REVISTA ZERO
Fabio Leon Moreira (*)
Os puristas que me perdoem. Sei que a crítica de uma publicação recém-criada, ainda em estágio de formatação de seu público-alvo, idealizada por jornalistas pouco conhecidos da grande mídia impressa e desprovida da bênção de grandes esquemas financeiros, pode soar como exercício covarde de pedantismo. Porém, se tal lançamento foi anunciado aos quatro ventos pela imprensa underground como um sopro de vitalidade e resistência à conformidade reinante, e que corre o risco de se transformar, na melhor das hipóteses, em um pequeno furacão editorial enquanto durar o fôlego de suas futuras edições, então uma avaliação à primeira vista pode ser feita à altura, sem machucar. É o caso do nascimento da revista Zero.
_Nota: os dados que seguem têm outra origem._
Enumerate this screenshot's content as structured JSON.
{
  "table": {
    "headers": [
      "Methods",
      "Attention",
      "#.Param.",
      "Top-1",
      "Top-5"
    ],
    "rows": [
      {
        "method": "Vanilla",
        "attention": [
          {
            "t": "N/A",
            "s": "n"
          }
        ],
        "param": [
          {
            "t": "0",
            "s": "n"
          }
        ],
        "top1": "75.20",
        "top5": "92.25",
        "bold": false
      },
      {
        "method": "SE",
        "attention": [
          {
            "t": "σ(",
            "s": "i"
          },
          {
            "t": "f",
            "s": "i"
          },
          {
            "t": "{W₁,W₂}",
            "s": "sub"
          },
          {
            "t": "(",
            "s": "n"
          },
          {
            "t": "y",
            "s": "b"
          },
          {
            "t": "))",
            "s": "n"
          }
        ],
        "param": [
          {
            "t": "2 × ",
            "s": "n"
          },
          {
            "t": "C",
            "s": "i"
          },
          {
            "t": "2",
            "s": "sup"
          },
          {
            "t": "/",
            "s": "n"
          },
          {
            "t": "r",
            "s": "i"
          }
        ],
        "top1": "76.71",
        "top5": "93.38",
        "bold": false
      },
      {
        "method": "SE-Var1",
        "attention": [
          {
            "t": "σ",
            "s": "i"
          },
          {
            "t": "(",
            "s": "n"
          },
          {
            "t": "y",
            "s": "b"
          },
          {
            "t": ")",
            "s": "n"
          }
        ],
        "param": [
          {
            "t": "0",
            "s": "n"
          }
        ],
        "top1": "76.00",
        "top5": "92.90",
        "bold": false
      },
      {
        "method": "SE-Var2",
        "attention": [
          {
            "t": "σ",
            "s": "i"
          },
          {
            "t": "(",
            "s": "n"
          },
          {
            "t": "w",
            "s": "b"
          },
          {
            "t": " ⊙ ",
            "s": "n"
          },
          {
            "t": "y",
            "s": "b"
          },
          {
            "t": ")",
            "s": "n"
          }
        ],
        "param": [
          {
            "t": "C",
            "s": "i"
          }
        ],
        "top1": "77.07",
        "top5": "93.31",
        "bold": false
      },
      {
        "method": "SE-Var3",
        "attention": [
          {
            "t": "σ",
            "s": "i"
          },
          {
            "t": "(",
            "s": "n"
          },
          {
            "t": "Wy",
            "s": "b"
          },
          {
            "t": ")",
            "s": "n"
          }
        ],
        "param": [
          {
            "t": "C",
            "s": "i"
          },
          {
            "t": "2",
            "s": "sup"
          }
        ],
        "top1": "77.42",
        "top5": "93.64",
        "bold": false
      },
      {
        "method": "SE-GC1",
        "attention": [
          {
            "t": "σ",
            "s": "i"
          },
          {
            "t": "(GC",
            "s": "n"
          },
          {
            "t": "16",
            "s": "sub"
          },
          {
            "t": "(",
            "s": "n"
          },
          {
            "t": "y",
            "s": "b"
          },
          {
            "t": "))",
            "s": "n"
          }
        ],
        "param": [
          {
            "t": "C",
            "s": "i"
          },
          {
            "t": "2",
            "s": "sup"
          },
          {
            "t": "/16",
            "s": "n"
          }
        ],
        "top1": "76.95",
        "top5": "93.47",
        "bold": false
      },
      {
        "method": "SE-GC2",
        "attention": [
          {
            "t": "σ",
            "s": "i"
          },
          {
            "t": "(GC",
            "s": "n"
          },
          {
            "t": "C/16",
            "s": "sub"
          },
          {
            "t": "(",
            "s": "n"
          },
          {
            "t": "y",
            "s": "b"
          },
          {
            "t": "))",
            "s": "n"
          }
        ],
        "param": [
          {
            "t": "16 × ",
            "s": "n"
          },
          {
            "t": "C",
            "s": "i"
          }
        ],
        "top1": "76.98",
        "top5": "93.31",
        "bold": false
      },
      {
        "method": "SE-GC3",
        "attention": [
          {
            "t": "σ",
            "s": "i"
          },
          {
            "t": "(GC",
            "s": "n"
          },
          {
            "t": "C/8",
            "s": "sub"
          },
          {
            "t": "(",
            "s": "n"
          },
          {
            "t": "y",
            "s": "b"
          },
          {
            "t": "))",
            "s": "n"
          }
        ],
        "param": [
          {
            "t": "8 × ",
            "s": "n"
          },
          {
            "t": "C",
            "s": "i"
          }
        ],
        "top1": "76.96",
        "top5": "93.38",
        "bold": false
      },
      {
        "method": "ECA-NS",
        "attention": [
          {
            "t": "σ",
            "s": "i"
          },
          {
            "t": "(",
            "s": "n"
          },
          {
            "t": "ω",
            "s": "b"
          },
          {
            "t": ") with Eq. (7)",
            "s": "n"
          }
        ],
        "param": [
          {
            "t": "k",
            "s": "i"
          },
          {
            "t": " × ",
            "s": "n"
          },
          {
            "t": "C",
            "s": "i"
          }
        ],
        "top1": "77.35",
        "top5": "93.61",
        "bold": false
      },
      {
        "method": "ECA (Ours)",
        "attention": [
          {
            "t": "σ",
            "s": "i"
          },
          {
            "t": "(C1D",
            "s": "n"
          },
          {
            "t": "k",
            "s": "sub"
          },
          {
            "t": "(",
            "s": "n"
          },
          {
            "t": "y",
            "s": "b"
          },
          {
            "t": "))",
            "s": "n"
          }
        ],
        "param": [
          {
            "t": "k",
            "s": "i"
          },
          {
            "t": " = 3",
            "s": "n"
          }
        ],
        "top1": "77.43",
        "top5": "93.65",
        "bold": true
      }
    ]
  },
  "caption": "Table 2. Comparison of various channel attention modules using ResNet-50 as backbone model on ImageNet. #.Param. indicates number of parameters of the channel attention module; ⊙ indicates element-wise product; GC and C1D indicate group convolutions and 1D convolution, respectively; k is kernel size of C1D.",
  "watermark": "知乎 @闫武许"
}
Com a morte da Showbizz restaram poucas opções de qualidade da literatura periódica sobre música e comportamento. Excetuando-se alguns raros exemplos, como Rock Press, Internacional Magazine e Rock Brigade, poucas realmente conseguiram tratar com a devida profundidade temas que sempre foram primordiais no universo juvenil. As matérias sobre o ídolo teen do momento costumavam ser de um primarismo atroz. Os textos eram contaminados pelas gírias das tribos urbanas, numa fracassada tentativa de aproximação. Hoje em dia, isso não faz muita diferença, já que o empobrecimento intelectual evoluiu e a ousadia das redações ficou restrita a alguns artigos.
Tanto que Zero se permitiu utilizar algumas dessas referências coloquiais. Mas como os tempos são outros, isso não chega a ofender a inteligência alheia. Em nada diminui a expectativa de encontrar seu especo no mercado. Pelo menos a princípio, há objetividade e fidelidade em suas propostas de diferenciação das outras revistas. Só o fato de aceitarem a colaboração de leitores com textos ou fotos (inspiração buscada no OI?) já é um indicativo. O editorial remete a um anarquismo empreendedor (?) claramente focado na abordagem de temas que provocam na imprensa convencional uma cegueira patológica (ou não?).
Sobriedade e experiências lisérgicas
Livros, personalidades, filmes, CDs. Tudo que a consagração das massas ainda não premiou ou premiou com uma curiosidade efêmera é a essência que vai nortear as páginas de Zero. As reuniões de pauta, supõe-se, deverão resultar na descoberta de preciosidades como a entrevista interessante e inusitada feita com o cantor Nahim (lembram dele?), que remonta todo o quebra-cabeça de uma injustiça cometida contra o artista na antiga versão do programa Qual é a Música do SBT (a tramóia revelada por Nahim provoca risos nervosos de indignação). Se as entrevistas tiverem o quilate desta primeira, já vale o dinheiro cobrado.
Mas a atitude "rock" tão bradada no mesmo editorial turva-se de imediato quando resolvem fazer uma reportagem sobre a volta da banda RPM. A independência deu lugar a um marasmo repetitivo, pois nove em cada 10 revistas do gênero já deveriam ter se posicionado como arautos do retorno triunfante de Paulo Ricardo e Cia.. Vai como sugestão um garimpo de tantas outras bandas que desapareceram ou que ensaiaram uma entrada pela porta da frente da fama: Tóquio, Ciclone, Erva Doce, Placa Luminosa, Suínos Tesudos, Funk Fuckers, Soutian Xiita etc. Lembrem-se do que o professor Lester Bangs, o lendário jornalista da Rolling Stone, ensinou. Autenticidade acima de tudo.
Porém, o diagnóstico de Zero é positivo. É uma publicação que busca identidade num filão considerado de difícil equilíbrio entre o público-leitor. A começar pelo seu "código genético", uma mistura próxima de Caros Amigos (pela diagramação dos textos) com revista MTV (pelo design gráfico moderninho). É uma revista séria para adolescentes (entre 16 e 28 anos, que fique bem claro) que gostam de consumir informações que traduzam o seu ponto de vista, um informativo com ares de fanzine, porém com a fina estampa que falta às Caprichos e Megazines da vida. Zero prima por textos repletos de estilo sarcástico, analíticos e autorais. Ponto para ela. Há sobriedade e experiências lisérgicas (no bom sentido) em seu contexto, um prato atrativo e facilmente digerível como o bom e velho xisbúrguer com refrigerante. Apresenta novidades e ao mesmo tempo nada de novo. Entre o título homônimo e o "10" com louvor, a revista é pródiga em boas intenções. E só. Vamos ver o que vem por aí.